Father’s Rights in California
In the state of California, the law protects a father’s rights. Legally, parents have the right to seek child custody as well as visitation. As a father, you have as much right as a mother to apply for child support if you take full custody of your shared child or children. If you do not have full custody, your rights as a father allow you to ask for shared custody or increased visitation.
Don’t let divorce stand in the way of your relationship with your kids. Understand your father’s rights in California.When you do, you can work with your divorce lawyer to come to a harmonious conclusion regarding your custody battle.
“Best Interests” of the Child
In most states, including California, the law seeks a resolution that serves the “bests interests” of the child or children. “Best interests” means that the child’s well-being being must be put first when going into negotiations. The law seeks to protect the children. It aims to foster their happiness, health, security, and development as they grow.
Throughout divorce proceedings, things can get messy. Set the issues between you and your ex-partner aside and go through custody negotiations with the child’s happiness in mind. Typically speaking, it is in the child’s best interest to have a loving, close relationship with both of his or her parents. While divorce makes this more difficult, it is not impossible.
The Importance of a Father
A child needs a father figure in their life. The research behind the report “Fathers and Their Impact on Children’s Well-Being” states:
Even from birth, children who have an involved father are more likely to be emotionally secure, be confident to explore their surroundings, and, as they grow older, have better social connections with peers. These children also are less likely to get in trouble at home, school, or in the neighborhood.
Dads obviously play a significant role in a child’s life. They develop language and social skills better. Additionally, kids with both parents involved tend to do better in school, have better cognitive capabilities, and can handle stress better. Traditionally the mother takes the role as the most prominent figure in a kid’s life. Today we know both parents need to be supportive and affectionate for the well-being of the child.
Paternity in California
Typically, a child’s parents establish paternity going into a custody case. However, in some instances, California assumes the identity of the father. For instance, if the child is born into a marriage and the mother’s husband is considered the child’s father. Also, if the father has demonstrated an ongoing and caring relationship with the child, despite not being the biological father.
If paternity is not established, there are two ways to do so:
- Sign a “voluntary declaration of paternity” or VDP
- Ask the courts for a paternity order
Paternity Orders and Paternity Action Cases
In the state of California, there are several people who may request such an order. This includes the child’s mother and any male who believes he is the father or possible father. Additionally, local child support agencies or adoption agencies may ask for them. However, that is not as relevant in the case of divorce.
In a paternity action case, the law considers children over the age of 12 as a party in the case. Often, the court grants each child a representative, or “guardian at litem.” This person appears in court in to represent the child’s best interests.

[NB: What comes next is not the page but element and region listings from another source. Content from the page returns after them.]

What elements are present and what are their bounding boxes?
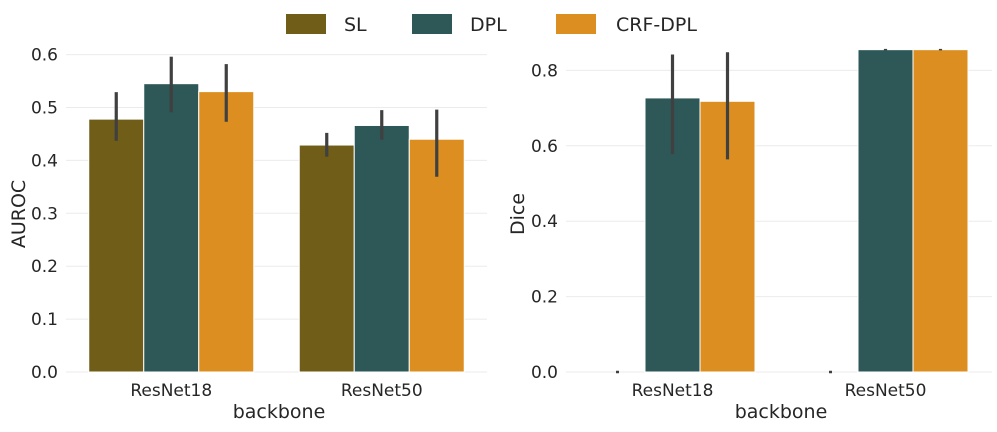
y-tick-label: 0.4 [531,212,558,232]
y-axis-title: Dice [507,193,529,235]
y-tick-label: 0.2 [31,257,58,277]
x-tick-label: ResNet50 [341,381,423,401]
y-tick-label: 0.0 [31,363,58,383]
legend-swatch-crf-dpl [556,14,596,34]
y-axis-title: AUROC [8,180,30,248]
y-tick-label: 0.6 [531,137,558,157]
legend-entry-dpl: DPL [412,14,507,36]
legend: SL DPL CRF-DPL [286,14,697,36]
y-tick-label: 0.5 [31,98,58,118]
x-tick-label: ResNet18 [130,381,212,401]
bar-dpl [353,124,410,373]
auroc-chart: AUROC backbone 0.0 0.1 0.2 0.3 0.4 0.5 0.6 ResN… [8,46,487,423]
legend-swatch-sl [286,14,326,34]
y-tick-label: 0.2 [531,288,558,308]
bar-sl [88,118,145,373]
x-tick-label: ResNet18 [632,381,714,401]
dice-chart: Dice backbone 0.0 0.2 0.4 0.6 0.8 ResNet18 Res… [507,48,992,423]
x-tick-label: ResNet50 [845,381,927,401]
x-axis-title: backbone [233,401,326,423]
legend-swatch-dpl [412,14,452,34]
x-axis-title: backbone [735,401,828,423]
legend-entry-sl: SL [286,14,367,36]
y-tick-label: 0.0 [531,363,558,383]
bar-crf-dpl [198,91,255,373]
legend-entry-crf-dpl: CRF-DPL [556,14,697,36]
y-tick-label: 0.4 [31,151,58,171]
y-tick-label: 0.6 [31,46,58,66]
legend-label-dpl: DPL [470,14,507,36]
legend-label-sl: SL [344,14,367,36]
bar-dpl [143,83,200,373]
bar-sl [298,144,355,373]
bar-crf-dpl [912,49,969,373]
y-tick-label: 0.3 [31,204,58,224]
bar-crf-dpl [408,138,465,373]
y-tick-label: 0.8 [531,61,558,81]
legend-label-crf-dpl: CRF-DPL [616,14,697,36]
bar-dpl [857,49,914,373]
y-tick-label: 0.1 [31,310,58,330]
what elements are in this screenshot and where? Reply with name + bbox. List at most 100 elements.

A judge has the authority to ask for genetic testing to determine paternity. The court also has the right to order child support, health insurance, visitation, custody, and payment of all court costs, testing, and legal fees.

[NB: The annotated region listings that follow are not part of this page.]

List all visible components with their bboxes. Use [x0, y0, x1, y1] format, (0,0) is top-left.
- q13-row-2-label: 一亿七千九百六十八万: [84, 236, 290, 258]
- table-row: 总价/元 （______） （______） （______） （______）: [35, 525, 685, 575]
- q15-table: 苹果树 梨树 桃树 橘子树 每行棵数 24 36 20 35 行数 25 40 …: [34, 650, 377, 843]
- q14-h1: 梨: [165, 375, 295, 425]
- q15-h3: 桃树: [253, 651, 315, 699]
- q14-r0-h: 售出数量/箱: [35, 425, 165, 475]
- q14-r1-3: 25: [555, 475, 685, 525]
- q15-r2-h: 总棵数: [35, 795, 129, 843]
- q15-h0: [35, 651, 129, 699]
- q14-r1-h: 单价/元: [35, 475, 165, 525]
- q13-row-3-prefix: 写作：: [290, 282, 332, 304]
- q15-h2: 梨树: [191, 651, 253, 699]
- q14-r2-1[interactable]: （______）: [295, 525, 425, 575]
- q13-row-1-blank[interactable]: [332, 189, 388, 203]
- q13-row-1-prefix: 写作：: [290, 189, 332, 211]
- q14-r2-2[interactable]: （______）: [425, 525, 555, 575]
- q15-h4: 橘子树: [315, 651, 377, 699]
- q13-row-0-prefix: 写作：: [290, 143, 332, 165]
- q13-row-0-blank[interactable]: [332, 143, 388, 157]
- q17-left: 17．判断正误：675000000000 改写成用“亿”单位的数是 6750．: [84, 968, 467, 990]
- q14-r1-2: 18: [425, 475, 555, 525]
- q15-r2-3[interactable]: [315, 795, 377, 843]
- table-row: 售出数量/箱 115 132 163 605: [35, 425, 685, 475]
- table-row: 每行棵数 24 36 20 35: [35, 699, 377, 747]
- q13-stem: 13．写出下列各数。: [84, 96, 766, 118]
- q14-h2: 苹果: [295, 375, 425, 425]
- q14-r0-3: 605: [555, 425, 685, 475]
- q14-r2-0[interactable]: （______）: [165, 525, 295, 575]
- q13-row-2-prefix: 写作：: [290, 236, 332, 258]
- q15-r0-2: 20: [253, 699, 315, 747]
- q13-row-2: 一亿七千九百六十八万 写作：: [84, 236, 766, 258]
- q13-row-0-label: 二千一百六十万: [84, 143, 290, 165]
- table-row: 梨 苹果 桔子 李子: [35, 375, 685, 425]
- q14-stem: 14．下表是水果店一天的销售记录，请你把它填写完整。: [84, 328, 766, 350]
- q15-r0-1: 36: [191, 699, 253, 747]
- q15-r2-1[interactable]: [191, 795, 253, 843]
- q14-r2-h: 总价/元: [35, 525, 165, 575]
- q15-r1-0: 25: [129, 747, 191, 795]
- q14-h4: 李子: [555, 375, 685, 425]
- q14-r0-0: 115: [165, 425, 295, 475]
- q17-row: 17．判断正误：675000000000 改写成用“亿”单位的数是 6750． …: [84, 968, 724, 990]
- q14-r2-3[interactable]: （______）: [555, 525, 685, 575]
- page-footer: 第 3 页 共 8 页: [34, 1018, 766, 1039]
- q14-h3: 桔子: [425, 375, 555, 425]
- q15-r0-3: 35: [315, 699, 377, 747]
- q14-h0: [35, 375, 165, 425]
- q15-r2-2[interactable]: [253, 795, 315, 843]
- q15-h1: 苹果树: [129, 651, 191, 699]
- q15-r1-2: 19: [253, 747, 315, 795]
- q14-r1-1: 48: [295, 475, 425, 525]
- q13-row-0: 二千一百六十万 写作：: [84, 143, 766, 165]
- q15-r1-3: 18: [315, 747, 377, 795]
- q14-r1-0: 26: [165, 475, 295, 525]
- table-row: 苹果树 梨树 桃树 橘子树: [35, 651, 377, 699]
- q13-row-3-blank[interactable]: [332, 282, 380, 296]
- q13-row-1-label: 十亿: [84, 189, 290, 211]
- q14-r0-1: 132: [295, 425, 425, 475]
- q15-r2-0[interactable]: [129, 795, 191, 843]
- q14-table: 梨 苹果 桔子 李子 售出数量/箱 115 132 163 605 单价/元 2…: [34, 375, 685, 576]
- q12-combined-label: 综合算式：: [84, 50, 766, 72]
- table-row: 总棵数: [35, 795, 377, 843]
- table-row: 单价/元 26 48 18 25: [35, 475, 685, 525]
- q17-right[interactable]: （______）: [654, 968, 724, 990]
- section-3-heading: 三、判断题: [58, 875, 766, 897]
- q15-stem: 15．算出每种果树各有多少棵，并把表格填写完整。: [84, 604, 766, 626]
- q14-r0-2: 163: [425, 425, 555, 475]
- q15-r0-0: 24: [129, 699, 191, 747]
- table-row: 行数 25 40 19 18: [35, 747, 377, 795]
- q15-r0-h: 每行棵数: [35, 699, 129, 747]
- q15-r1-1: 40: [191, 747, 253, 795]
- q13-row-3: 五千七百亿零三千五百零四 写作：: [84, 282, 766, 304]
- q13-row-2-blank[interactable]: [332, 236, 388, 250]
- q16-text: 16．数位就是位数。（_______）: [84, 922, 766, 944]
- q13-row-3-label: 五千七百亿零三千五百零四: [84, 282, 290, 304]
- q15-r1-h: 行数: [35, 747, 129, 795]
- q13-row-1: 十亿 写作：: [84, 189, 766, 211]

Child Custody and Visitation
In California, both mother and father have the right to seek custody and visitation. The courts aim to treat both parents equally and grant involvement from both parents. However, if there is some threat to the child’s well-being, the judge has the right to deny custody or visitation from either parent.

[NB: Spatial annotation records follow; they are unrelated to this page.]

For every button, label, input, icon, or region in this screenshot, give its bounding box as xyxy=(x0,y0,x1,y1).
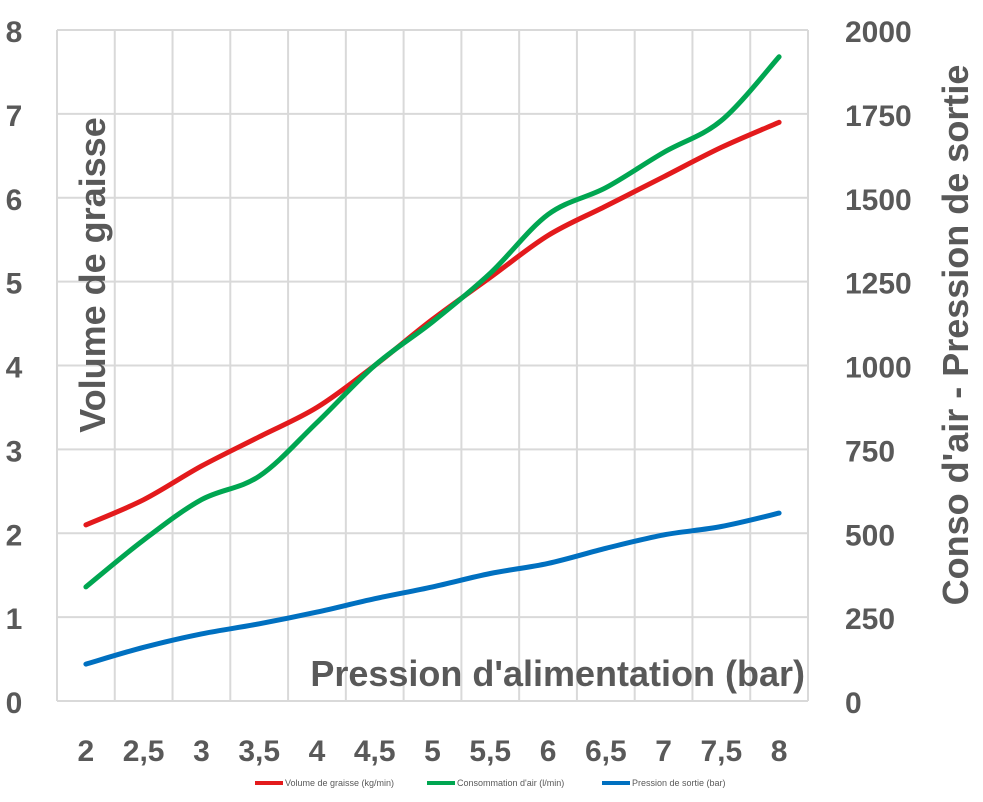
x-tick-label: 4,5 xyxy=(354,735,396,768)
y-tick-label: 1 xyxy=(6,603,23,636)
y2-tick-label: 1500 xyxy=(845,184,912,217)
y-tick-label: 2 xyxy=(6,519,23,552)
y-axis-left: 0 1 2 3 4 5 6 7 8 xyxy=(6,16,23,720)
x-tick-label: 7,5 xyxy=(700,735,742,768)
legend-label: Pression de sortie (bar) xyxy=(632,778,726,788)
y2-tick-label: 2000 xyxy=(845,16,912,49)
x-tick-label: 5,5 xyxy=(469,735,511,768)
y2-tick-label: 750 xyxy=(845,435,895,468)
y-tick-label: 0 xyxy=(6,687,23,720)
y-tick-label: 4 xyxy=(6,352,23,385)
y2-tick-label: 500 xyxy=(845,519,895,552)
legend-label: Volume de graisse (kg/min) xyxy=(285,778,394,788)
x-tick-label: 6 xyxy=(540,735,557,768)
y2-tick-label: 0 xyxy=(845,687,862,720)
grid xyxy=(56,29,809,702)
y2-axis-title: Conso d'air - Pression de sortie xyxy=(935,65,976,606)
y2-tick-label: 1000 xyxy=(845,352,912,385)
x-tick-label: 3,5 xyxy=(238,735,280,768)
x-tick-label: 5 xyxy=(424,735,441,768)
legend-label: Consommation d'air (l/min) xyxy=(457,778,564,788)
y-tick-label: 7 xyxy=(6,100,23,133)
y2-tick-label: 1250 xyxy=(845,268,912,301)
x-tick-label: 6,5 xyxy=(585,735,627,768)
x-axis-title: Pression d'alimentation (bar) xyxy=(310,653,805,694)
x-tick-label: 7 xyxy=(655,735,672,768)
x-tick-label: 2 xyxy=(78,735,95,768)
x-tick-label: 4 xyxy=(309,735,326,768)
y-axis-right: 0 250 500 750 1000 1250 1500 1750 2000 xyxy=(845,16,912,720)
y2-tick-label: 1750 xyxy=(845,100,912,133)
x-tick-label: 3 xyxy=(193,735,210,768)
y-tick-label: 5 xyxy=(6,268,23,301)
y-tick-label: 8 xyxy=(6,16,23,49)
x-tick-label: 2,5 xyxy=(123,735,165,768)
x-tick-label: 8 xyxy=(771,735,788,768)
y-tick-label: 6 xyxy=(6,184,23,217)
series-lines xyxy=(83,54,782,667)
series-line-consommation-d-air-l-min xyxy=(83,54,782,590)
legend: Volume de graisse (kg/min) Consommation d… xyxy=(255,778,726,788)
y-tick-label: 3 xyxy=(6,435,23,468)
y2-tick-label: 250 xyxy=(845,603,895,636)
x-axis: 2 2,5 3 3,5 4 4,5 5 5,5 6 6,5 7 7,5 8 xyxy=(78,735,788,768)
series-line-pression-de-sortie-bar xyxy=(83,510,782,667)
y-axis-title: Volume de graisse xyxy=(72,117,113,432)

In the past, mothers typically received full custody of the children. Today, more and more fathers take on the role of custodial parent while mothers receive visitation. When deciding who is the custodial parent, a judge will look at:
- Each parent’s ability to provide for the child
- The care the child receives when with each parent
- The overall relationship the child has with each parent.
If a judge names the father primary custodian of the child, he may order the non-custodian parent to pay child support. The custodial parent has the child for the majority of the time, and they need extra resources to help cover the financial responsibilities. Child support goes towards:
- Living costs
- Educational costs
- Medical costs
A father that is the custodial parent has as much right to ask for child support as a mother. If the mother does not pay, father’s rights say they can seek legal action.